Honey has a long history in medicine used by the romans, Greeks and Egyptians for burns abscesses and wounds. Now thanks to a study published this month, doctors better understand why it works so well.  Dr. Nancy Khardori is an infectious disease expert at Eastern Virginia Medical School and has used honey in her practice.

“You have to look at honey as a very complex material, a complex material with a low PH, acidic PH and generally speaking most bacteria will not survive at that PH,” says Dr. Khardori.

In addition to being acidic, there are other components that make this nectar an effective infection fighter. Earlier this month, researchers at Lund University in Sweden found a group of 13 lactic acid bacteria in the honey. So-called good bacteria that eat bad bacteria like staph infections including MRSA.

In the lab, when the honey was applied to these potentially deadly pathogens, the honey counteracted them.

“Because of the diversity of the multiplicity of the chemicals one can expect activity against a lot of difficult bacteria,” says Dr. Khardori.

While its use is relatively new in the west, honey is commonly used in Dr. Khardori`s home in India.

In developing countries, people use it anyway. They just buy it from the store,” says Dr.
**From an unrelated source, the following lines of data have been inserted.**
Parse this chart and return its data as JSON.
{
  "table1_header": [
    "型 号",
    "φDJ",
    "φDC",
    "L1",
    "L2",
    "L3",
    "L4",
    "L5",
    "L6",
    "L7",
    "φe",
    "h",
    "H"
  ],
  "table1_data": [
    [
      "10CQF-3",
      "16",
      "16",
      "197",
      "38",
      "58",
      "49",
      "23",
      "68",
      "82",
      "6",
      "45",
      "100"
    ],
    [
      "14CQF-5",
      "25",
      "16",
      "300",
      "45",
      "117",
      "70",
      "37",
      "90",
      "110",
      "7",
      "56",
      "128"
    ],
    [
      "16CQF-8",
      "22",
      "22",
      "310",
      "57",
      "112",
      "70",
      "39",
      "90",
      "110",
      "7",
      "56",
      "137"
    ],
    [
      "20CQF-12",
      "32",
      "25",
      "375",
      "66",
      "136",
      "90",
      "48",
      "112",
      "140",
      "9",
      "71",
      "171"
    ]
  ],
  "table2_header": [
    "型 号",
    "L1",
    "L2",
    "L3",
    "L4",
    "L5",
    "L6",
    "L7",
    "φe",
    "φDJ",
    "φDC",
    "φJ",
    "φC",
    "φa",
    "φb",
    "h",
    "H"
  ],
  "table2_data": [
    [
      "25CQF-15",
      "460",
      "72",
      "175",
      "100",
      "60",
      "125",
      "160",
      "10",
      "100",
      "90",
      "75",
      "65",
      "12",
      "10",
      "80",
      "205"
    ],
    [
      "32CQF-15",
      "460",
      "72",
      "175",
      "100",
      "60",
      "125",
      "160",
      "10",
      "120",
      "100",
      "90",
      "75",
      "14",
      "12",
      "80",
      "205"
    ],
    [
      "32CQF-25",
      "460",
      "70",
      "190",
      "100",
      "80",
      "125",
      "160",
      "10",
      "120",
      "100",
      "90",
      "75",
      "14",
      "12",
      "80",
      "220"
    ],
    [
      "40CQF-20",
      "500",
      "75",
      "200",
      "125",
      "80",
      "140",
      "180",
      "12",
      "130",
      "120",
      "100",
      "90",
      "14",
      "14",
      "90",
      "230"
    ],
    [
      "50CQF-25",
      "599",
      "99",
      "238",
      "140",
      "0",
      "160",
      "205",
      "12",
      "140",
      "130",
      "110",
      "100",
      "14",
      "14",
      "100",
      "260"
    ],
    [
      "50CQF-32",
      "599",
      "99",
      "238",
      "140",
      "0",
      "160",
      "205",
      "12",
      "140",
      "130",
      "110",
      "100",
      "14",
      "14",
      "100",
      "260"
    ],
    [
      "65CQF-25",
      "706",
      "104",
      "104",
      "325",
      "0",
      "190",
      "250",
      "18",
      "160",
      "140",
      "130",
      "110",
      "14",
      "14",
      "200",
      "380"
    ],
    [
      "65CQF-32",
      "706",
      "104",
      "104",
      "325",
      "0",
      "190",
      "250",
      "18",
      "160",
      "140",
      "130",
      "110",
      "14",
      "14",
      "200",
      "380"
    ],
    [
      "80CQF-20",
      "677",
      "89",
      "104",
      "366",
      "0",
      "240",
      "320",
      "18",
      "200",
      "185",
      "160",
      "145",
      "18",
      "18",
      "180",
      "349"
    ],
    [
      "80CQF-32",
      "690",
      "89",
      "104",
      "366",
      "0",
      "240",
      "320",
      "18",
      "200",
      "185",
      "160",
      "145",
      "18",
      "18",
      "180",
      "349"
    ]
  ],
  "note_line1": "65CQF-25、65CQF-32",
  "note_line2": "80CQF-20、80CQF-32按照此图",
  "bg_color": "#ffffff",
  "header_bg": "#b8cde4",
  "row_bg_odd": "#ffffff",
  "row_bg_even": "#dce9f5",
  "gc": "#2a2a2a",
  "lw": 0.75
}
Khardori.

If you want to start using honey at home, there are two things to consider: First, you want to use raw honey because it has all the antibacterial benefits, and you don`t want to use the same batch of honey on your cereal or toast that you’re using for your wounds. That can just make you sick.

If you are using raw honey, you don`t want to feed it to a baby under the age of one. They don`t have the immune system yet to fight off even the good bacteria contained in the honey.